The elder Paddock remained on the lam for nearly a decade, living under an assumed name in Oregon. Investigators found him in 1978 after he attracted publicity for opening the state’s first licensed bingo parlor. He died in 1998.
Stephen Paddock bought his one-story, three-bedroom home in a newly built Mesquite subdivision for $369,000, in 2015, property records show. Past court filings and recorded deeds in California and Texas suggest he co-owned rental property.
He previously lived in another Mesquite — the Dallas suburb of Mesquite, Texas — from 2004 to 2012, according to Mesquite, Texas, police Lt. Brian Parrish. Paddock owned at least three separate rental properties, Parrish said, and there was no indication the police department had any contact with him over that time, Parrish said.
He has been divorced at least twice, including marriages that ended in 1980 and 1990. One of the ex-wives lives in Southern California, where a large gathering of reporters congregated in her neighborhood. Los Angeles police Sgt. Cort Bishop said she did not want to speak with journalists. He relayed that the two had not been in contact for a long time and did not have children.
According to federal aviation records, Paddock was issued a private pilot’s license in November 2003. The Alaska Department of Fish and Game said he obtained three-day, nonresident fishing licenses in 2009 and 2010.
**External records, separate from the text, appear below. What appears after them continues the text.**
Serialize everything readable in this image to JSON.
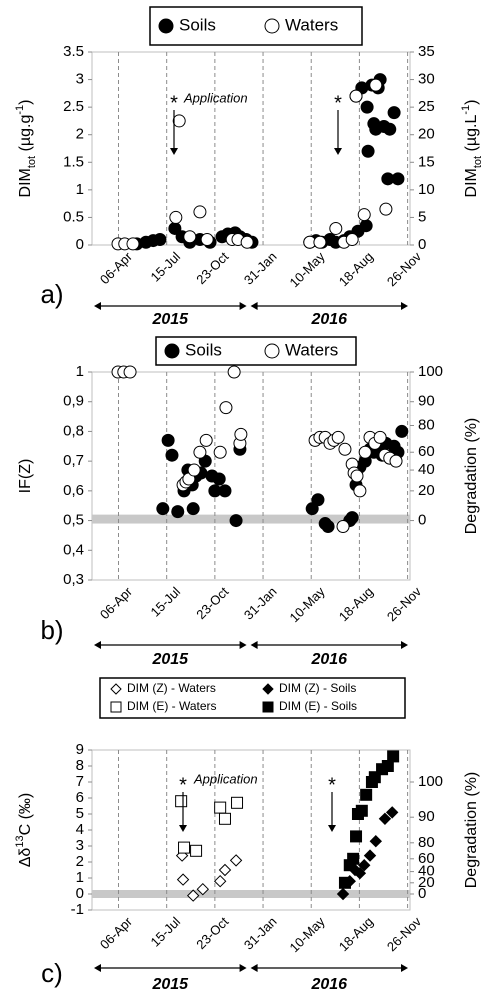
{
  "chart_data": [
    {
      "type": "scatter",
      "panel_label": "a)",
      "ylabel": {
        "text": "DIM",
        "sub": "tot",
        "unit": " (µg.g",
        "sup": "-1",
        "end": ")"
      },
      "y2label": {
        "text": "DIM",
        "sub": "tot",
        "unit": " (µg.L",
        "sup": "-1",
        "end": ")"
      },
      "annotations": [
        "*",
        "Application",
        "*"
      ],
      "xlim": [
        40,
        700
      ],
      "xticks": [
        {
          "value": 95,
          "label": "06-Apr"
        },
        {
          "value": 195,
          "label": "15-Jul"
        },
        {
          "value": 295,
          "label": "23-Oct"
        },
        {
          "value": 395,
          "label": "31-Jan"
        },
        {
          "value": 495,
          "label": "10-May"
        },
        {
          "value": 595,
          "label": "18-Aug"
        },
        {
          "value": 695,
          "label": "26-Nov"
        }
      ],
      "ylim": [
        0,
        3.5
      ],
      "yticks": [
        0,
        0.5,
        1,
        1.5,
        2,
        2.5,
        3,
        3.5
      ],
      "y2lim": [
        0,
        35
      ],
      "y2ticks": [
        0,
        5,
        10,
        15,
        20,
        25,
        30,
        35
      ],
      "grid": true,
      "periods": [
        {
          "label": "2015",
          "from": 40,
          "to": 365
        },
        {
          "label": "2016",
          "from": 365,
          "to": 700
        }
      ],
      "series": [
        {
          "name": "Soils",
          "marker": "circle",
          "color": "#000000",
          "fill": "#000000",
          "x": [
            133,
            152,
            167,
            181,
            212,
            227,
            243,
            264,
            285,
            310,
            322,
            337,
            347,
            360,
            372,
            492,
            505,
            517,
            534,
            546,
            563,
            575,
            592,
            609,
            588,
            600,
            611,
            621,
            634,
            613,
            625,
            638,
            629,
            646,
            658,
            667,
            654,
            675
          ],
          "values": [
            0.02,
            0.05,
            0.08,
            0.1,
            0.3,
            0.15,
            0.05,
            0.1,
            0.05,
            0.15,
            0.2,
            0.22,
            0.15,
            0.1,
            0.05,
            0.05,
            0.08,
            0.05,
            0.1,
            0.05,
            0.08,
            0.15,
            0.25,
            0.35,
            2.7,
            2.85,
            2.5,
            2.9,
            2.85,
            1.7,
            2.2,
            3.0,
            2.1,
            2.15,
            2.1,
            2.4,
            1.2,
            1.2
          ]
        },
        {
          "name": "Waters",
          "marker": "circle",
          "color": "#000000",
          "fill": "#ffffff",
          "axis": "y2",
          "x": [
            94,
            108,
            125,
            214,
            221,
            243,
            264,
            279,
            331,
            343,
            362,
            492,
            513,
            546,
            563,
            580,
            588,
            605,
            629,
            650
          ],
          "values": [
            0.2,
            0.2,
            0.2,
            5,
            22.5,
            1.5,
            6,
            1,
            1,
            1,
            0.5,
            0.5,
            0.5,
            3,
            0.5,
            1,
            27,
            5.5,
            29,
            6.5
          ]
        }
      ]
    },
    {
      "type": "scatter",
      "panel_label": "b)",
      "ylabel": {
        "text": "IF(Z)"
      },
      "y2label": {
        "text": "Degradation (%)"
      },
      "xlim": [
        40,
        700
      ],
      "xticks": [
        {
          "value": 95,
          "label": "06-Apr"
        },
        {
          "value": 195,
          "label": "15-Jul"
        },
        {
          "value": 295,
          "label": "23-Oct"
        },
        {
          "value": 395,
          "label": "31-Jan"
        },
        {
          "value": 495,
          "label": "10-May"
        },
        {
          "value": 595,
          "label": "18-Aug"
        },
        {
          "value": 695,
          "label": "26-Nov"
        }
      ],
      "ylim": [
        0.3,
        1
      ],
      "yticks": [
        {
          "value": 0.3,
          "label": "0,3"
        },
        {
          "value": 0.4,
          "label": "0,4"
        },
        {
          "value": 0.5,
          "label": "0,5"
        },
        {
          "value": 0.6,
          "label": "0,6"
        },
        {
          "value": 0.7,
          "label": "0,7"
        },
        {
          "value": 0.8,
          "label": "0,8"
        },
        {
          "value": 0.9,
          "label": "0,9"
        },
        1
      ],
      "y2ticks": [
        {
          "value": 0,
          "at": 0.5
        },
        {
          "value": 20,
          "at": 0.6
        },
        {
          "value": 40,
          "at": 0.67
        },
        {
          "value": 60,
          "at": 0.73
        },
        {
          "value": 80,
          "at": 0.82
        },
        {
          "value": 90,
          "at": 0.9
        },
        {
          "value": 100,
          "at": 1.0
        }
      ],
      "reference_band": [
        0.49,
        0.52
      ],
      "grid": true,
      "periods": [
        {
          "label": "2015",
          "from": 40,
          "to": 365
        },
        {
          "label": "2016",
          "from": 365,
          "to": 700
        }
      ],
      "series": [
        {
          "name": "Soils",
          "marker": "circle",
          "color": "#000000",
          "fill": "#000000",
          "x": [
            198,
            206,
            187,
            218,
            231,
            239,
            248,
            256,
            250,
            266,
            275,
            289,
            295,
            304,
            316,
            339,
            347,
            497,
            509,
            524,
            530,
            575,
            580,
            588,
            596,
            607,
            617,
            625,
            634,
            642,
            650,
            658,
            667,
            675,
            683
          ],
          "values": [
            0.77,
            0.72,
            0.54,
            0.53,
            0.6,
            0.67,
            0.62,
            0.65,
            0.54,
            0.66,
            0.7,
            0.65,
            0.6,
            0.64,
            0.6,
            0.5,
            0.74,
            0.54,
            0.57,
            0.49,
            0.48,
            0.5,
            0.51,
            0.62,
            0.68,
            0.7,
            0.74,
            0.73,
            0.75,
            0.72,
            0.76,
            0.71,
            0.75,
            0.73,
            0.8
          ]
        },
        {
          "name": "Waters",
          "marker": "circle",
          "color": "#000000",
          "fill": "#ffffff",
          "x": [
            94,
            106,
            119,
            229,
            235,
            241,
            252,
            264,
            277,
            306,
            335,
            318,
            347,
            349,
            503,
            513,
            524,
            534,
            542,
            551,
            565,
            561,
            580,
            584,
            590,
            596,
            607,
            617,
            627,
            638,
            648,
            658,
            671
          ],
          "values": [
            1,
            1,
            1,
            0.62,
            0.63,
            0.64,
            0.67,
            0.73,
            0.77,
            0.73,
            1,
            0.88,
            0.76,
            0.79,
            0.77,
            0.78,
            0.78,
            0.76,
            0.77,
            0.78,
            0.74,
            0.48,
            0.69,
            0.66,
            0.65,
            0.6,
            0.73,
            0.78,
            0.76,
            0.78,
            0.72,
            0.71,
            0.7
          ]
        }
      ]
    },
    {
      "type": "scatter",
      "panel_label": "c)",
      "ylabel": {
        "text": "Δδ",
        "sup": "13",
        "end": "C (‰)"
      },
      "y2label": {
        "text": "Degradation (%)"
      },
      "annotations": [
        "*",
        "Application",
        "*"
      ],
      "xlim": [
        40,
        700
      ],
      "xticks": [
        {
          "value": 95,
          "label": "06-Apr"
        },
        {
          "value": 195,
          "label": "15-Jul"
        },
        {
          "value": 295,
          "label": "23-Oct"
        },
        {
          "value": 395,
          "label": "31-Jan"
        },
        {
          "value": 495,
          "label": "10-May"
        },
        {
          "value": 595,
          "label": "18-Aug"
        },
        {
          "value": 695,
          "label": "26-Nov"
        }
      ],
      "ylim": [
        -1,
        9
      ],
      "yticks": [
        -1,
        0,
        1,
        2,
        3,
        4,
        5,
        6,
        7,
        8,
        9
      ],
      "y2ticks": [
        {
          "value": 0,
          "at": 0
        },
        {
          "value": 20,
          "at": 0.7
        },
        {
          "value": 40,
          "at": 1.4
        },
        {
          "value": 60,
          "at": 2.2
        },
        {
          "value": 80,
          "at": 3.2
        },
        {
          "value": 90,
          "at": 4.8
        },
        {
          "value": 100,
          "at": 7
        }
      ],
      "reference_band": [
        -0.25,
        0.25
      ],
      "grid": true,
      "periods": [
        {
          "label": "2015",
          "from": 40,
          "to": 365
        },
        {
          "label": "2016",
          "from": 365,
          "to": 700
        }
      ],
      "series": [
        {
          "name": "DIM (Z) - Waters",
          "marker": "diamond",
          "color": "#000000",
          "fill": "#ffffff",
          "x": [
            227,
            229,
            250,
            270,
            306,
            316,
            339
          ],
          "values": [
            2.4,
            0.9,
            -0.1,
            0.3,
            0.8,
            1.5,
            2.1
          ]
        },
        {
          "name": "DIM (E) - Waters",
          "marker": "square",
          "color": "#000000",
          "fill": "#ffffff",
          "x": [
            225,
            231,
            256,
            306,
            316,
            341
          ],
          "values": [
            5.8,
            2.9,
            2.7,
            5.4,
            4.7,
            5.7
          ]
        },
        {
          "name": "DIM (Z) - Soils",
          "marker": "diamond",
          "color": "#000000",
          "fill": "#000000",
          "x": [
            561,
            575,
            586,
            596,
            605,
            617,
            629,
            648,
            663
          ],
          "values": [
            0,
            0.8,
            1.5,
            1.3,
            1.8,
            2.4,
            3.3,
            4.7,
            5.1
          ]
        },
        {
          "name": "DIM (E) - Soils",
          "marker": "square",
          "color": "#000000",
          "fill": "#000000",
          "x": [
            565,
            575,
            582,
            588,
            592,
            600,
            609,
            621,
            627,
            642,
            654,
            665
          ],
          "values": [
            0.7,
            1.8,
            2.2,
            3.6,
            5.0,
            5.2,
            6.2,
            7.0,
            7.3,
            7.8,
            8.0,
            8.6
          ]
        }
      ]
    }
  ]
}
In 2012, Paddock sued the Cosmopolitan Hotel & Resorts in Nevada, saying he slipped and fell on a wet floor there. The lawsuit was eventually dismissed by a judge and settled by arbitration.
Reached by telephone, Paddock’s lawyer at the time, Jared R. Richards, said he could not comment because of client confidentiality concerns.
Paddock kept a vacation home in Heritage Isle, a gated retirement community in Viera, Florida, from 2013 to 2015, said Don Judy, his neighbor there. Judy said gambling, online and in person, was how Paddock claimed to make his living. One time, he said, Paddock showed Judy’s wife his laptop as evidence that he had won $20,000 in an online game.
“He never gave me any indication that he was strapped for money or needing money,” Judy said. “He said he was a gambler by trade, a speculator.”
Judy described Paddock as “a real nice guy” who typically dressed in a polo shirt and shorts and didn’t stand out among other part-time residents.
“The second time I met him, he pulled out his keys and he gave me his house key,” Judy said.
When Paddock was away, Judy said, he would bring in his mail and the newspaper and walk through the house to make sure the air conditioning was working and that there wasn’t any flood damage after storms.
“He would call me every so often to ask if everything was OK with the house. Just so ordinary. … There’s nothing to profile this guy by.”